En France, la prochaine Loi d'orientation provoque des luttes d'influences politiques entre le Ministère de l'agriculture et les syndicats agricoles. On observe le manque d'influence du Ministère de l'environnement et des associations de protection de la nature. Les positions de l'Europe devraient alerter les responsables de notre agriculture, déjà mise à mal par une mauvaise maîtrise de la productivité, qu'une Loi d'orientation serait incomplète si elle n'intégrait pas la gestion durable des ressources.

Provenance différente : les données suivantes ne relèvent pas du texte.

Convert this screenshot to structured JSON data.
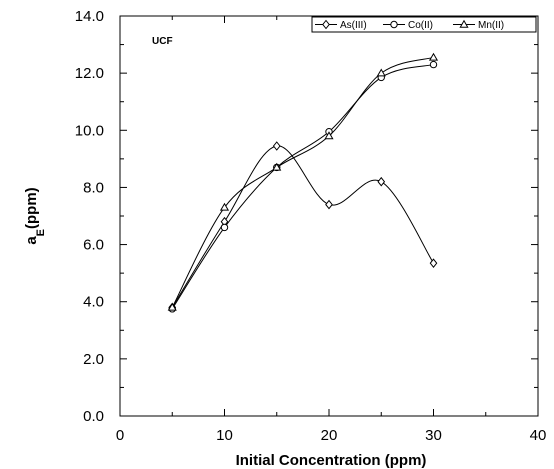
{
  "chart_data": {
    "type": "line",
    "title": "",
    "annotation": "UCF",
    "xlabel": "Initial Concentration (ppm)",
    "ylabel": {
      "main": "a",
      "subscript": "E",
      "rest": "(ppm)"
    },
    "xlim": [
      0,
      40
    ],
    "ylim": [
      0,
      14
    ],
    "x_ticks": [
      "0",
      "10",
      "20",
      "30",
      "40"
    ],
    "y_ticks": [
      "0.0",
      "2.0",
      "4.0",
      "6.0",
      "8.0",
      "10.0",
      "12.0",
      "14.0"
    ],
    "grid": false,
    "legend_position": "top-right",
    "x": [
      5,
      10,
      15,
      20,
      25,
      30
    ],
    "series": [
      {
        "name": "As(III)",
        "marker": "diamond",
        "values": [
          3.8,
          6.8,
          9.45,
          7.4,
          8.2,
          5.35
        ]
      },
      {
        "name": "Co(II)",
        "marker": "circle",
        "values": [
          3.75,
          6.6,
          8.7,
          9.95,
          11.85,
          12.3
        ]
      },
      {
        "name": "Mn(II)",
        "marker": "triangle",
        "values": [
          3.8,
          7.3,
          8.7,
          9.8,
          12.0,
          12.55
        ]
      }
    ]
  }
}
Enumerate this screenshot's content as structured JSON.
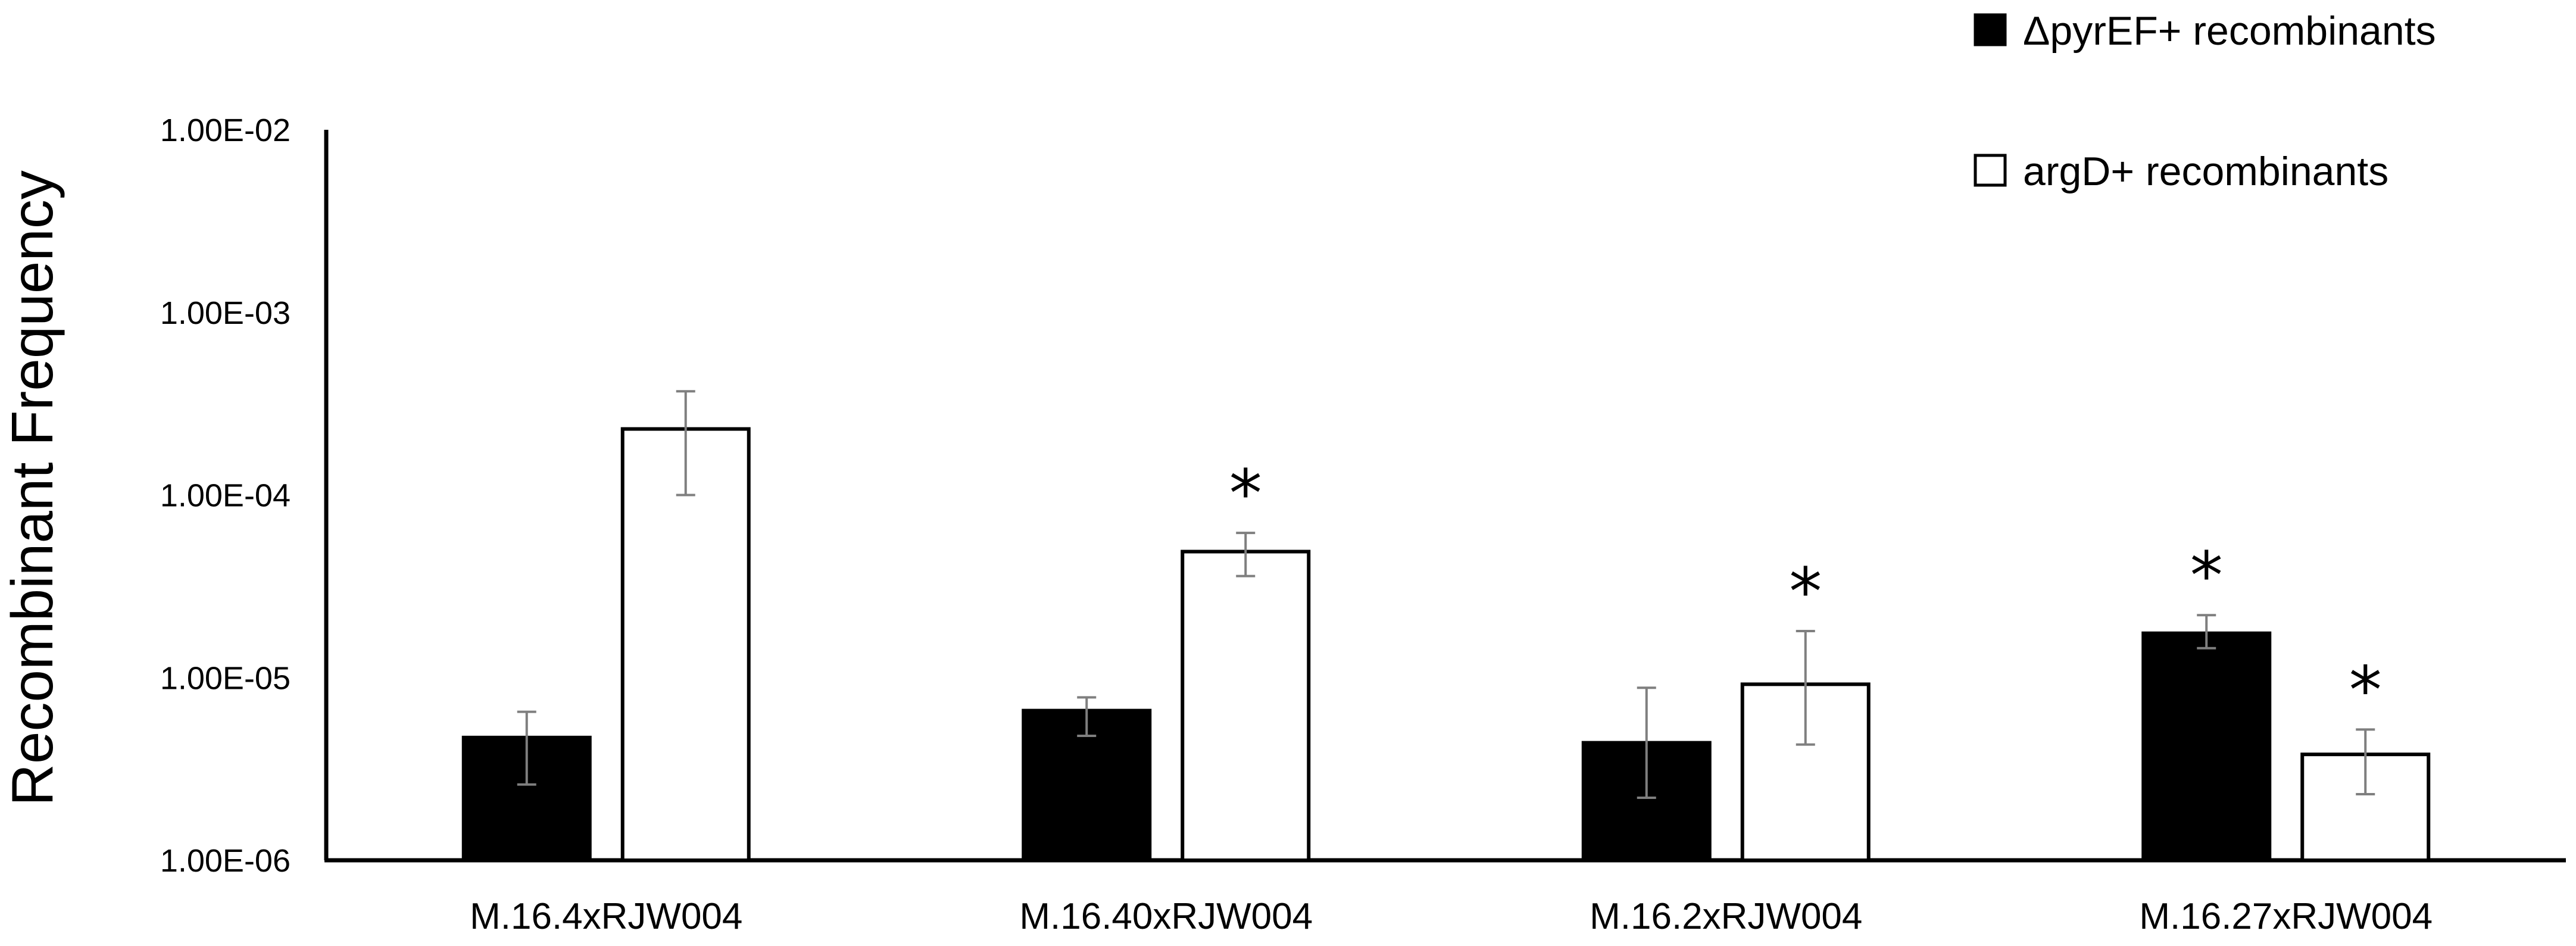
{
  "chart_data": {
    "type": "bar",
    "y_scale": "log",
    "ylim": [
      1e-06,
      0.01
    ],
    "y_ticks": [
      1e-06,
      1e-05,
      0.0001,
      0.001,
      0.01
    ],
    "y_tick_labels": [
      "1.00E-06",
      "1.00E-05",
      "1.00E-04",
      "1.00E-03",
      "1.00E-02"
    ],
    "ylabel": "Recombinant Frequency",
    "xlabel": "",
    "title": "",
    "grid": false,
    "legend_position": "top-right",
    "categories": [
      "M.16.4xRJW004",
      "M.16.40xRJW004",
      "M.16.2xRJW004",
      "M.16.27xRJW004"
    ],
    "series": [
      {
        "name": "ΔpyrEF+ recombinants",
        "fill": "#000000",
        "values": [
          4.7e-06,
          6.6e-06,
          4.4e-06,
          1.75e-05
        ],
        "error_low": [
          2.6e-06,
          4.8e-06,
          2.2e-06,
          1.45e-05
        ],
        "error_high": [
          6.5e-06,
          7.8e-06,
          8.8e-06,
          2.2e-05
        ],
        "significant": [
          false,
          false,
          false,
          true
        ]
      },
      {
        "name": "argD+ recombinants",
        "fill": "#ffffff",
        "values": [
          0.00023,
          4.9e-05,
          9.2e-06,
          3.8e-06
        ],
        "error_low": [
          0.0001,
          3.6e-05,
          4.3e-06,
          2.3e-06
        ],
        "error_high": [
          0.00037,
          6.2e-05,
          1.8e-05,
          5.2e-06
        ],
        "significant": [
          false,
          true,
          true,
          true
        ]
      }
    ],
    "significance_marker": "*"
  }
}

Actuellement, la prise en compte de l'environnement et du développement durable conforte la politique générale que l'OPIE a développée depuis de nombreuses années dans le domaine de la protection des espèces et des habitats. L'aspect du développement durable dans l'espace rural pourrait être renforcé et devenir l'un des pivots de la politique de l'Office, notamment dans son projet d'éducation à l'environnement mais aussi au travers de ses activités d'inventaire et d'expertise.
"Les réseaux de l'OPIE constituent un outil très efficace, apte à réaliser des études de terrain à des échelles d'espaces et de temps pertinentes pour aider à la conservation d'espèces ou à la gestion de milieux".